Stuk 192 I Delft,
11 november 2003.
335619
Onderwerp: Verzelfstandiging en besturenfusie openbaar
primair onderwijs
Delft/Rijswijk.
Aan de gemeenteraad.
Geachte dames en heren,
In december 2001 hebben de gemeenteraden van Delft
en Rijswijk de intentie uitgesproken om te komen tot bestuurlijke schaalvergroting
inzake het openbaar primair onderwijs in Delft en in Rijswijk. Voorts hebben
zij besloten als voorwaarde voor deze regionale besturenfusie een nader
onderzoek in te stellen:
· naar
de haalbaarheid van bestuurlijke schaalvergroting en verzelfstandiging van het
openbaar primair onderwijs in Delft en in Rijswijk en
· naar
de gevolgen ten aanzien van onderwijspersoneel, gebouw en inventaris,
financiën, onderwijskundige aangelegenheden, tijdpad en de meest adequate
bestuursvorm
van een gefuseerd openbaar onderwijs.
Tevens werd daarbij uitgesproken dat op enig moment
Voorburg/Leidschendam desgewenst bij dit onderzoek betrokken zouden worden.
Onderzoek.
Voor de uitvoering van het onderzoek werd voorjaar
2002 een projectorganisatie in het leven geroepen, bestaande uit:
·
regiegroep
· projectgroep
· drie
werkgroepen: personeel en onderwijs, materiële instandhouding en financiën en
juridische en organisatorische inrichting.
Voorts werd vanuit VOS/ABB (besturenorganisatie
voor openbaar en algemeen toegankelijk onderwijs) een externe projectleider
aangetrokken.
Teneinde een actueel en zo geobjectiveerd mogelijk
beeld te krijgen van de onderhouds-situatie van de gebouwen, is aan een
gespecialiseerd bureau opdracht gegeven een quick scan op het gebied van
gebouwonderhoud uit te voeren en daarbij zowel eventueel achterstallig
onderhoud als te verwachten meerjaren onderhoud rekening schoolbestuur voor de
eerste vijf jaar na de beoogde datum van verzelfstandiging in beeld te brengen.
Aansluitend hieraan werd voor de werkgroep juridische en organisatorische
inrichting en voor het voeren van DGO (decentraal georganiseerd overleg)
inhoudelijk specialistische externe ondersteuning vanuit VOS/ABB ingehuurd.
In december 2002 werd in de projectgroep en
vervolgens in de regiegroep geconstateerd dat het wenselijk zou zijn de beoogde
verzelfstandiging en gelijktijdige bestuurlijke fusie van het openbaar primair
onderwijs in Delft en Rijswijk met ten minste één partner erbij te realiseren
teneinde het vereiste draagvlak te kunnen bereiken van een sterk gepositioneerd
en kwalitatief goede bestuurs- en managementondersteuning.

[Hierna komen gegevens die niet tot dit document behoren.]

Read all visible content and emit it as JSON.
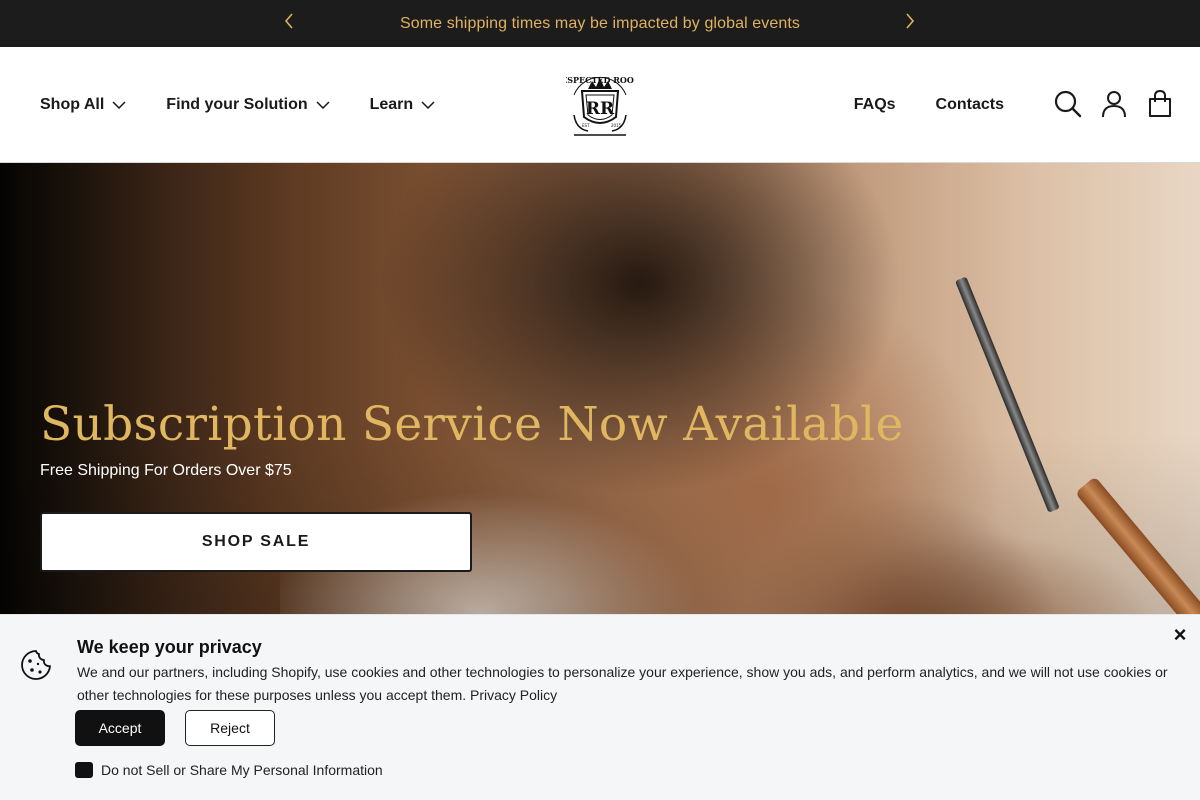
{
  "announcement": {
    "text": "Some shipping times may be impacted by global events"
  },
  "nav": {
    "left": [
      {
        "label": "Shop All"
      },
      {
        "label": "Find your Solution"
      },
      {
        "label": "Learn"
      }
    ],
    "right": [
      {
        "label": "FAQs"
      },
      {
        "label": "Contacts"
      }
    ],
    "logo_alt": "Respected Roots",
    "icons": [
      "search-icon",
      "account-icon",
      "cart-icon"
    ]
  },
  "hero": {
    "title": "Subscription Service Now Available",
    "subtitle": "Free Shipping For Orders Over $75",
    "button_label": "SHOP SALE"
  },
  "cookie_banner": {
    "title": "We keep your privacy",
    "body": "We and our partners, including Shopify, use cookies and other technologies to personalize your experience, show you ads, and perform analytics, and we will not use cookies or other technologies for these purposes unless you accept them.",
    "policy_link": "Privacy Policy",
    "accept_label": "Accept",
    "reject_label": "Reject",
    "dns_label": "Do not Sell or Share My Personal Information",
    "close_label": "×"
  },
  "colors": {
    "announcement_bg": "#1c1c1c",
    "accent_gold": "#e1b661",
    "text_dark": "#1a1a1a"
  }
}
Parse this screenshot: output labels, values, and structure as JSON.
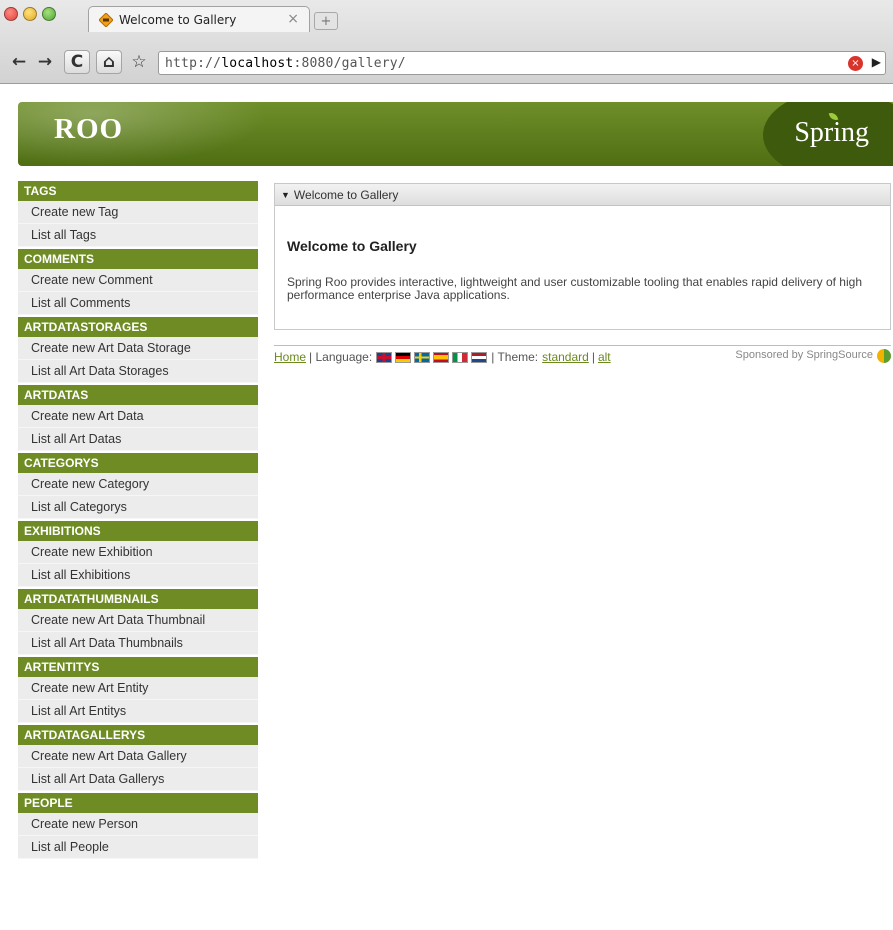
{
  "browser": {
    "tab_title": "Welcome to Gallery",
    "tab_close": "×",
    "new_tab": "+",
    "url_prefix": "http://",
    "url_host": "localhost",
    "url_rest": ":8080/gallery/",
    "nav": {
      "back": "←",
      "forward": "→",
      "reload": "C",
      "home": "⌂",
      "bookmark": "☆"
    },
    "stop": "×",
    "go": "▶"
  },
  "header": {
    "roo_logo": "ROO",
    "spring_logo": "Spring"
  },
  "sidebar": {
    "sections": [
      {
        "title": "TAGS",
        "items": [
          "Create new Tag",
          "List all Tags"
        ]
      },
      {
        "title": "COMMENTS",
        "items": [
          "Create new Comment",
          "List all Comments"
        ]
      },
      {
        "title": "ARTDATASTORAGES",
        "items": [
          "Create new Art Data Storage",
          "List all Art Data Storages"
        ]
      },
      {
        "title": "ARTDATAS",
        "items": [
          "Create new Art Data",
          "List all Art Datas"
        ]
      },
      {
        "title": "CATEGORYS",
        "items": [
          "Create new Category",
          "List all Categorys"
        ]
      },
      {
        "title": "EXHIBITIONS",
        "items": [
          "Create new Exhibition",
          "List all Exhibitions"
        ]
      },
      {
        "title": "ARTDATATHUMBNAILS",
        "items": [
          "Create new Art Data Thumbnail",
          "List all Art Data Thumbnails"
        ]
      },
      {
        "title": "ARTENTITYS",
        "items": [
          "Create new Art Entity",
          "List all Art Entitys"
        ]
      },
      {
        "title": "ARTDATAGALLERYS",
        "items": [
          "Create new Art Data Gallery",
          "List all Art Data Gallerys"
        ]
      },
      {
        "title": "PEOPLE",
        "items": [
          "Create new Person",
          "List all People"
        ]
      }
    ]
  },
  "panel": {
    "header": "Welcome to Gallery",
    "title": "Welcome to Gallery",
    "text": "Spring Roo provides interactive, lightweight and user customizable tooling that enables rapid delivery of high performance enterprise Java applications."
  },
  "footer": {
    "home": "Home",
    "language_label": "| Language:",
    "theme_label": "| Theme:",
    "theme_standard": "standard",
    "theme_sep": "|",
    "theme_alt": "alt",
    "sponsor": "Sponsored by SpringSource"
  },
  "colors": {
    "brand_green": "#6e8c23",
    "link_green": "#6a8a1e"
  }
}
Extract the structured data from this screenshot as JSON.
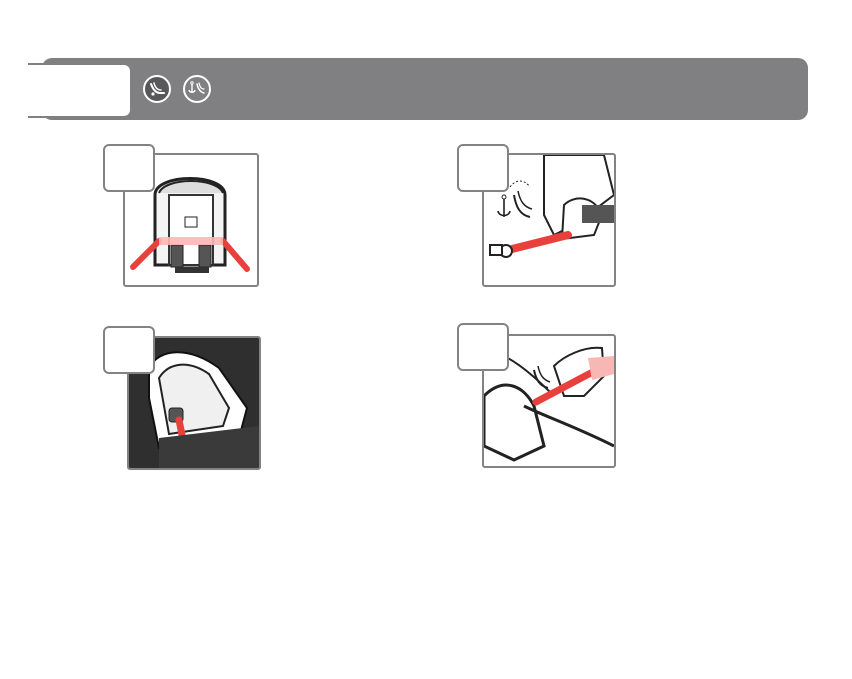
{
  "header": {
    "icons": [
      "isofix-car-seat-icon",
      "anchor-car-seat-icon"
    ],
    "bar_color": "#808083"
  },
  "steps": [
    {
      "icon": "car-seat-rear-view-illustration"
    },
    {
      "icon": "isofix-connector-hand-illustration"
    },
    {
      "icon": "car-seat-side-view-illustration"
    },
    {
      "icon": "vehicle-seat-connector-illustration"
    }
  ],
  "accent_color": "#e8413d"
}
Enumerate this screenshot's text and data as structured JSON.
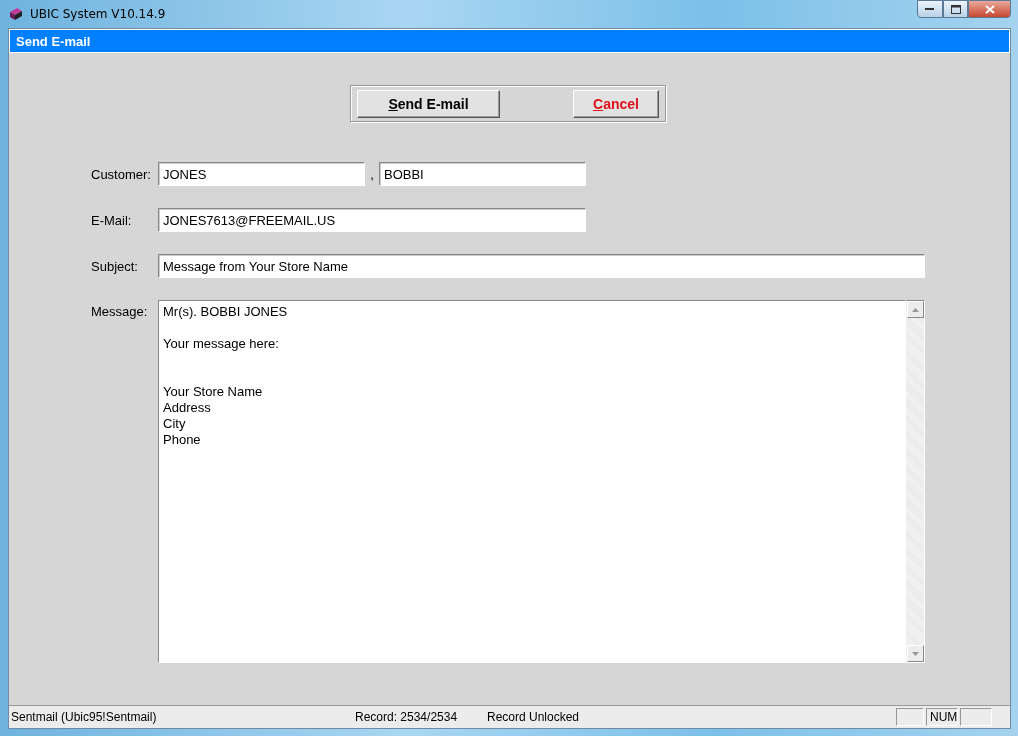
{
  "window": {
    "title": "UBIC System V10.14.9"
  },
  "form_title": "Send E-mail",
  "buttons": [
    {
      "label": "Send E-mail",
      "kind": "primary"
    },
    {
      "label": "Cancel",
      "kind": "cancel"
    }
  ],
  "customer": {
    "label": "Customer:",
    "last_name": "JONES",
    "separator": ",",
    "first_name": "BOBBI"
  },
  "email": {
    "label": "E-Mail:",
    "value": "JONES7613@FREEMAIL.US"
  },
  "subject": {
    "label": "Subject:",
    "value": "Message from Your Store Name"
  },
  "message": {
    "label": "Message:",
    "value": "Mr(s). BOBBI JONES\n\nYour message here:\n\n\nYour Store Name\nAddress\nCity\nPhone"
  },
  "status_bar": {
    "source": "Sentmail (Ubic95!Sentmail)",
    "record": "Record: 2534/2534",
    "lock": "Record Unlocked",
    "indicator": "NUM"
  }
}
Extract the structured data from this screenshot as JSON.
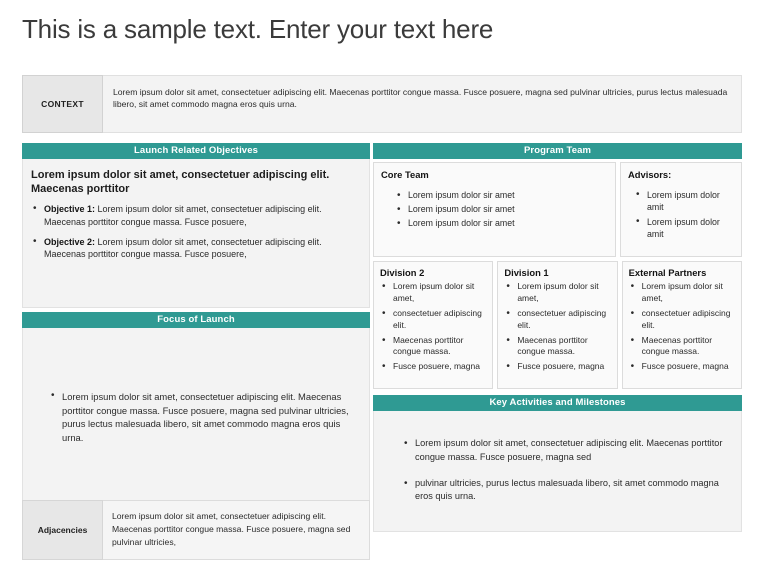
{
  "slide": {
    "title": "This is a sample text. Enter your text here",
    "accent_color": "#2f9a93",
    "label_bg_color": "#e7e7e7",
    "panel_bg_color": "#f3f3f3"
  },
  "context": {
    "label": "CONTEXT",
    "body": "Lorem ipsum dolor sit amet, consectetuer adipiscing elit. Maecenas porttitor congue massa. Fusce posuere, magna sed pulvinar ultricies, purus lectus malesuada libero, sit amet commodo magna eros quis urna."
  },
  "objectives": {
    "header": "Launch Related Objectives",
    "heading": "Lorem ipsum dolor sit amet, consectetuer adipiscing elit. Maecenas porttitor",
    "items": [
      {
        "label": "Objective 1:",
        "text": " Lorem ipsum dolor sit amet, consectetuer adipiscing elit. Maecenas porttitor congue massa. Fusce posuere,"
      },
      {
        "label": "Objective 2:",
        "text": " Lorem ipsum dolor sit amet, consectetuer adipiscing elit. Maecenas porttitor congue massa. Fusce posuere,"
      }
    ]
  },
  "focus": {
    "header": "Focus of Launch",
    "items": [
      "Lorem ipsum dolor sit amet, consectetuer adipiscing elit. Maecenas porttitor congue massa. Fusce posuere, magna sed pulvinar ultricies, purus lectus malesuada libero, sit amet commodo magna eros quis urna."
    ]
  },
  "adjacencies": {
    "label": "Adjacencies",
    "body": "Lorem ipsum dolor sit amet, consectetuer adipiscing elit. Maecenas porttitor congue massa. Fusce posuere, magna sed pulvinar ultricies,"
  },
  "program_team": {
    "header": "Program Team",
    "core_team": {
      "heading": "Core Team",
      "items": [
        "Lorem ipsum dolor sir amet",
        "Lorem ipsum dolor sir amet",
        "Lorem ipsum dolor sir amet"
      ]
    },
    "advisors": {
      "heading": "Advisors:",
      "items": [
        "Lorem ipsum dolor amit",
        "Lorem ipsum dolor amit"
      ]
    },
    "divisions": [
      {
        "heading": "Division 2",
        "items": [
          "Lorem ipsum dolor sit amet,",
          "consectetuer adipiscing elit.",
          "Maecenas porttitor congue massa.",
          "Fusce posuere, magna"
        ]
      },
      {
        "heading": "Division 1",
        "items": [
          "Lorem ipsum dolor sit amet,",
          "consectetuer adipiscing elit.",
          "Maecenas porttitor congue massa.",
          "Fusce posuere, magna"
        ]
      },
      {
        "heading": "External Partners",
        "items": [
          "Lorem ipsum dolor sit amet,",
          "consectetuer adipiscing elit.",
          "Maecenas porttitor congue massa.",
          "Fusce posuere, magna"
        ]
      }
    ]
  },
  "milestones": {
    "header": "Key Activities and Milestones",
    "items": [
      "Lorem ipsum dolor sit amet, consectetuer adipiscing elit. Maecenas porttitor congue massa. Fusce posuere, magna sed",
      "pulvinar ultricies, purus lectus malesuada libero, sit amet commodo magna eros quis urna."
    ]
  }
}
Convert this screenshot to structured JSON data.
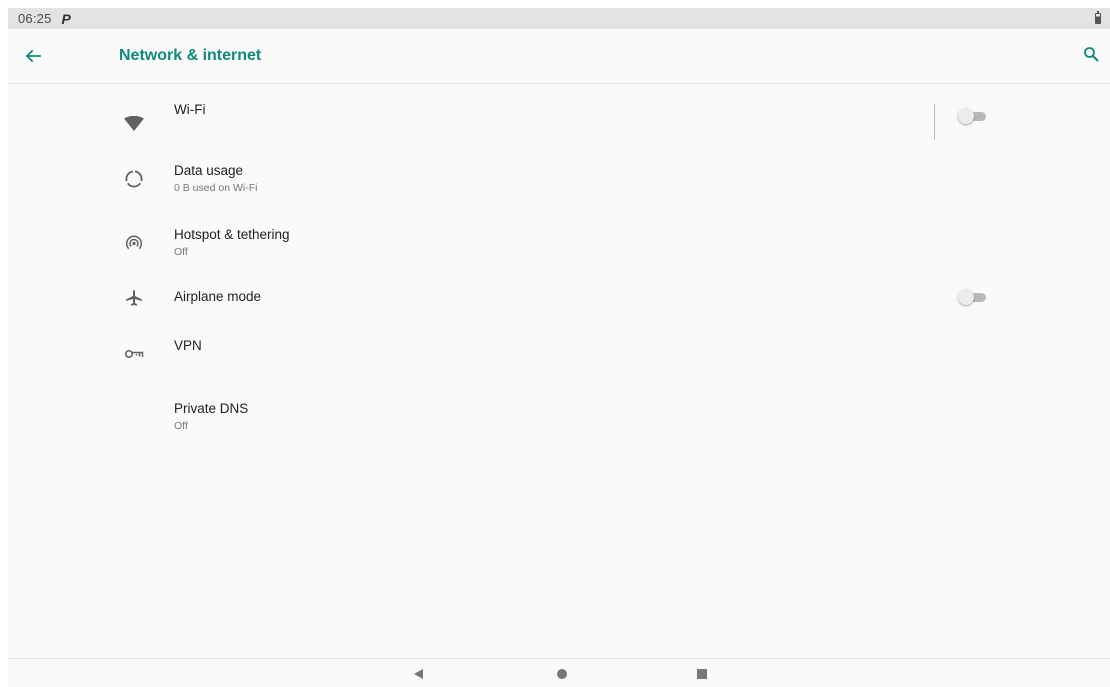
{
  "status_bar": {
    "time": "06:25",
    "notification_glyph": "P"
  },
  "toolbar": {
    "title": "Network & internet"
  },
  "items": [
    {
      "label": "Wi-Fi",
      "summary": "",
      "icon": "wifi-icon",
      "toggle": false
    },
    {
      "label": "Data usage",
      "summary": "0 B used on Wi-Fi",
      "icon": "data-usage-icon"
    },
    {
      "label": "Hotspot & tethering",
      "summary": "Off",
      "icon": "hotspot-icon"
    },
    {
      "label": "Airplane mode",
      "summary": "",
      "icon": "airplane-icon",
      "toggle": false
    },
    {
      "label": "VPN",
      "summary": "",
      "icon": "vpn-key-icon"
    },
    {
      "label": "Private DNS",
      "summary": "Off",
      "icon": ""
    }
  ],
  "colors": {
    "accent": "#0f8a7c",
    "icon": "#616161",
    "background": "#fafafa",
    "status_bar": "#e3e3e3"
  }
}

Bestuurlijke
contacten in de regio leidden in januari 2003 tot zodanige gesprekken op
bestuurlijk en ambtelijk niveau met het Regionaal Bestuur Openbaar Onderwijs
Westland (RBOOW), dat alle drie deze partijen (Delft, Rijswijk en RBOOW)
besloten een gezamenlijk traject in te gaan.
In juni 2003 werd geconstateerd, dat het doorlopen
van alle noodzakelijke handelingen om tot onderling vergelijkbare
risicoanalyses te komen, zoveel tijd zou kosten, dat de gewenste datum van
verzelfstandiging en bestuurlijke fusie 1 januari 2004 niet meer haalbaar zou
zijn.
Besloten is toen elkaar wel op de hoogte te blijven
houden, doch separaat als enerzijds Delft/Rijswijk en anderzijds RBOOW verder te
gaan. Na 1 januari 2004 kan dan op enig moment weer onderzoek naar bestuurlijke
fusie van de dan – naar beoogd wordt – bestaande twee stichtingen worden
gedaan.
Rapportage en advies.
De projectgroep heeft de resultaten van de diverse
onderzoeken vastgelegd in het op 3 september 2003 uitgebrachte rapport
”Verzelfstandiging en bestuurlijke schaalvergroting openbaar primair
onderwijs”. Dit rapport bevat:
· een
gefundeerd voorstel voor de invulling van de nieuwe bestuurlijke organisatie
wat betreft bestuursfilosofie, bestuursvorm en bovenschools management, één en
ander in relatie tot integraal verantwoordelijke schooldirecteuren;
· een
volledig en actueel beeld van de startsituatie van de onderscheiden scholen, de
mogelijke gevolgen van verzelfstandiging voor scholen, gemeenten en toekomstig
bevoegd gezag, knelpunten/risico’s en hun oplossingen en overige voorwaarden op
het gebied van instandhouding, personeel, formatie, financiën, onderhoud,
inrichting en huisvesting.
Geconcludeerd wordt dat er geen (onbeheersbare)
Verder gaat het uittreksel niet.